In life, there are very few certainties. Two of them are death and taxes. Paul Kropp’s latest book, Home Run, reminds the reader of another certainty: guys think about sex a lot. Like, all the time.

The second book in the series, Home Run chronicles the journey of young Alan Macklin as he makes the leap from small-town Manitoba to the fictitious Burrard University in search of enlightenment, education and premarital coitus. A neophyte in the ways of the flesh, Alan’s efforts are ironically aided by his born-again Christian roommate Kirk and best friend/ex-girlfriend Maggie. Despite having some strong portions, Home Run is anything but overall.

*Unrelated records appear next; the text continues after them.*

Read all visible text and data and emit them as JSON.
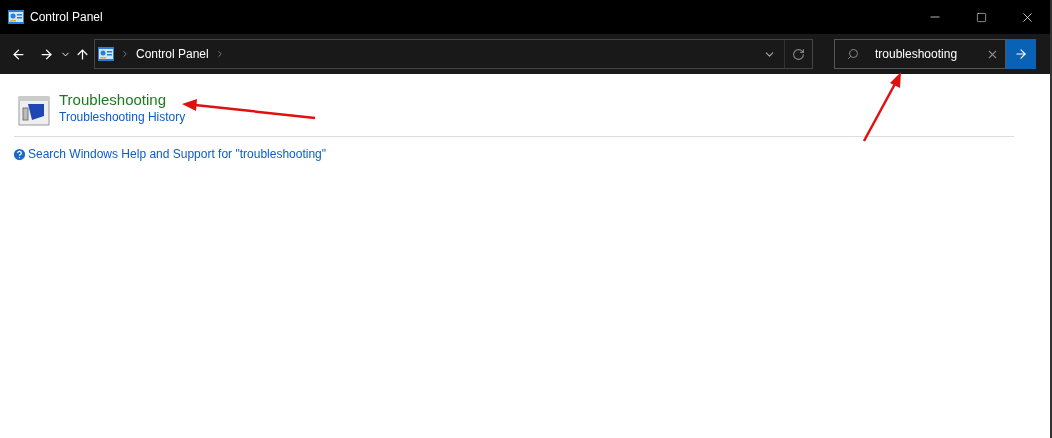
{
  "window": {
    "title": "Control Panel"
  },
  "address_bar": {
    "crumbs": [
      "Control Panel"
    ]
  },
  "search": {
    "value": "troubleshooting"
  },
  "results": [
    {
      "title": "Troubleshooting",
      "links": [
        "Troubleshooting History"
      ]
    }
  ],
  "help_link": "Search Windows Help and Support for \"troubleshooting\""
}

The glaring flaw in the book is the gross simplicity of the premise: Alan wants to get laid. Badly. The first quarter of the novel is spent introducing characters and their motivations, making it all-too-obvious who Alan is going to end up in bed with from the outset (here’s a hint: it’s a girl). The fact that the reader figures out the plot’s “mystery” within minutes makes the rest of the proceedings–multiple bait and switches involving Alan and an endless line of women–tiresome to endure. Aiming the book at young adult readers also means that the steamy parts are written with all the eroticism of a bad grocery store romance novel: it’s the literary equivalent of watching a porno on cable in the ’80s.

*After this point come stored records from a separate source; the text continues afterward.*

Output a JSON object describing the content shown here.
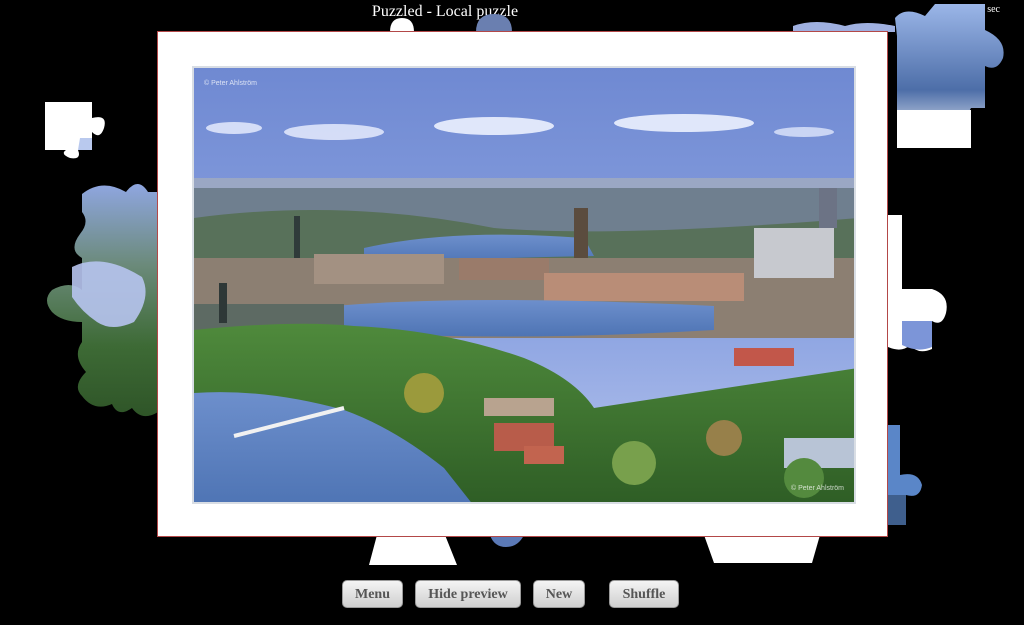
{
  "window": {
    "title": "Puzzled - Local puzzle",
    "timer": "64 sec"
  },
  "preview": {
    "watermark_top": "© Peter Ahlström",
    "watermark_bottom": "© Peter Ahlström"
  },
  "toolbar": {
    "menu_label": "Menu",
    "hide_preview_label": "Hide preview",
    "new_label": "New",
    "shuffle_label": "Shuffle"
  },
  "colors": {
    "background": "#000000",
    "preview_border": "#b34848",
    "water": "#5a7fb8",
    "sky": "#7d94d6"
  }
}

The story is also padded out with a virtual paint-by-numbers canvas of literary cliches and bad allusions to better stories. There’s a heavy-handed homage to The Graduate and a subplot is taken straight from the cinematic epic You’ve Got Mail. Additionally, outside of the three main characters, everybody is a plot device or a stereotype. Kirk’s parents, in particular, are drawn as Alberta rednecks devoted to religion and guns.

The strength of the book, by far, is the interplay between Alan and Kirk. Despite being complete opposites, desperate horndog and uptight Christian, the pair manage to cultivate a believable friendship that manages to carry the novel throughout. The portions featuring Alan and Kirk are strong enough to make a reader wish it was the them who hooked up at the end. Unfortunately, the rest of the book is filled with enough bad innuendo, tiresome subplots and badly-written characters to make reading Home Run tougher than rounding second at Bible Camp.